L’Italia può offrire alla Tunisia un sostegno che in questo momento è più utile di quello politico o militare: coordinare un programma europeo che fornisca dispositivi di protezione, tamponi, respiratori, team medici, vaccini. Per affrontare l’emergenza più grave e sostenere le fragili istituzioni del Paese nel processo verso uno Stato democratico e stabile

Mentre la democrazia viene messa in un pericolosa fase di sospensione, la curva dei nuovi contagiati da SarsCoV-2 in Tunisia continua a correre. Il Covid infesta un paese le cui condizioni sono in fase di sofferenza da anni. Sofferenza che ha prodotto uno stato sociale pesantemente ferito, con i servizi che lo governo riesce a fornire ai cittadini ridotti al minimo (o meno).

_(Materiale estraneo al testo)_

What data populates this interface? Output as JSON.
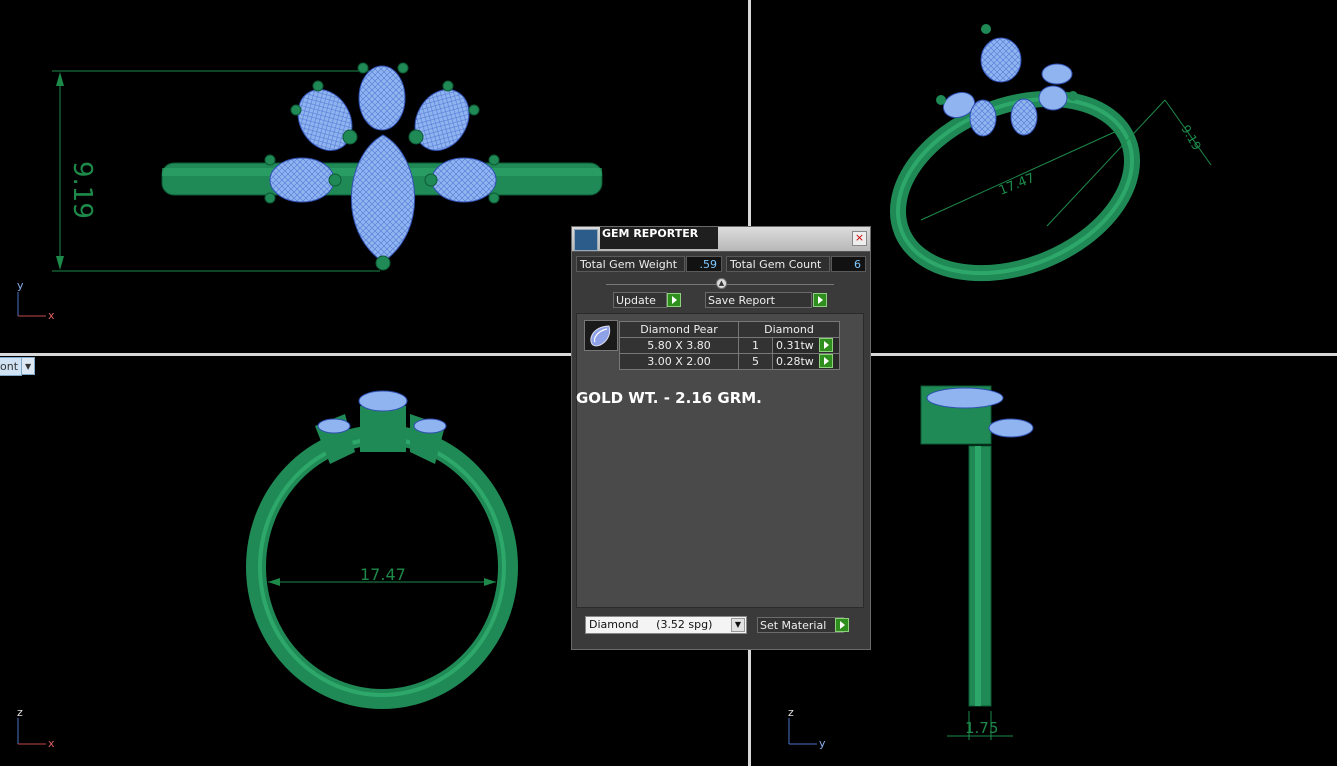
{
  "viewports": {
    "top": {
      "dimension": "9.19",
      "axis_up": "y",
      "axis_right": "x"
    },
    "perspective": {
      "dimension_width": "17.47",
      "dimension_height": "9.19"
    },
    "front": {
      "dimension": "17.47",
      "axis_up": "z",
      "axis_right": "x",
      "view_menu_label": "ont"
    },
    "right": {
      "dimension": "1.75",
      "axis_up": "z",
      "axis_right": "y"
    }
  },
  "colors": {
    "metal": "#1f8a55",
    "metal_dark": "#0d5a35",
    "gem": "#8fb4f0",
    "gem_wire": "#3b5fc8",
    "dimension": "#1d8a4a",
    "panel_bg": "#3a3a3a",
    "go_button": "#2f8f1e",
    "value_text": "#7ec8ff"
  },
  "gem_reporter": {
    "title": "GEM REPORTER",
    "total_weight_label": "Total Gem Weight",
    "total_weight_value": ".59",
    "total_count_label": "Total Gem Count",
    "total_count_value": "6",
    "update_label": "Update",
    "save_report_label": "Save Report",
    "table": {
      "headers": [
        "Diamond Pear",
        "Diamond"
      ],
      "rows": [
        {
          "size": "5.80 X 3.80",
          "count": "1",
          "weight": "0.31tw"
        },
        {
          "size": "3.00 X 2.00",
          "count": "5",
          "weight": "0.28tw"
        }
      ]
    },
    "note": "GOLD WT. - 2.16 GRM.",
    "material_option": "Diamond     (3.52 spg)",
    "set_material_label": "Set Material"
  }
}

Da qui dunque, la pandemia come in tante altre situazioni, rimarca, approfondisce, faglie esistenti. Davanti alla crisi epidemica lo stato tunisino non riesce a rispondere: condizione che si pone a valle di anni complicati. Se la Comunità internazionale intende proteggere la fragile democrazia tunisina, allora è da qui che deve ripartire.

L’Italia ha gli strumenti e l’esperienza per coordinare un grande piano di aiuti europei da far arrivare a Tunisi nei prossimi giorni. Perché al paese a poche miglia dalle nostre coste, ancor prima di ogni altro genere di sostegno (politico o militare), serve assistenza sanitaria. Servono respiratori per assistere le migliaia di persone ospedalizzate. Servono medicinali, mascherine, guanti e kit medici per far lavorare le équipe ospedaliere. Servono i tamponi per individuare i positivi e cercare di gestire quarantene e cluster.

Servirebbero anche medici, advisor sanitari per affiancare gli operatori locali nella gestione dell’emergenza sia dal punto di vista logistico che clinico. E poi servirebbe che in Tunisia iniziassero ad arrivare in modo corposo i vaccini, che come si è visto sono l’unico fattore determinante per contenere prima e sconfiggere poi la pandemia.

Se la crisi sanitaria è l’elemento che sta esasperando la situazione nel Paese, allora rendere ordinata a funzionale la sua gestione può servire da vettore per una più ampia risoluzione delle complessità tunisine. È una forma di assistenza emergenziale, sicuramente, che allo stesso tempo ha la possibilità di raggiungere obiettivi più ampi.

L’Italia ha tutti gli interessi ad attivarsi direttamente – come per altro su questo fronte ha già iniziato a fare – e a promuovere iniziative all’interno dell’Unione europea. La crisi tunisina, saldata non solo geograficamente alla delicatissima situazione in Libia (dove per altro le condizioni legate al Covid sono comunque preoccupanti per l’assenza di vaccini), non è sostenibile in un quadro come quello del Mediterraneo Allargato. Teatro aggravato da altri complessi disequilibri in cui l’obiettivo è invece la ricerca di una stabilità generale che faccia da base a una crescita prospera delle relazioni di quella regione con l’Ue.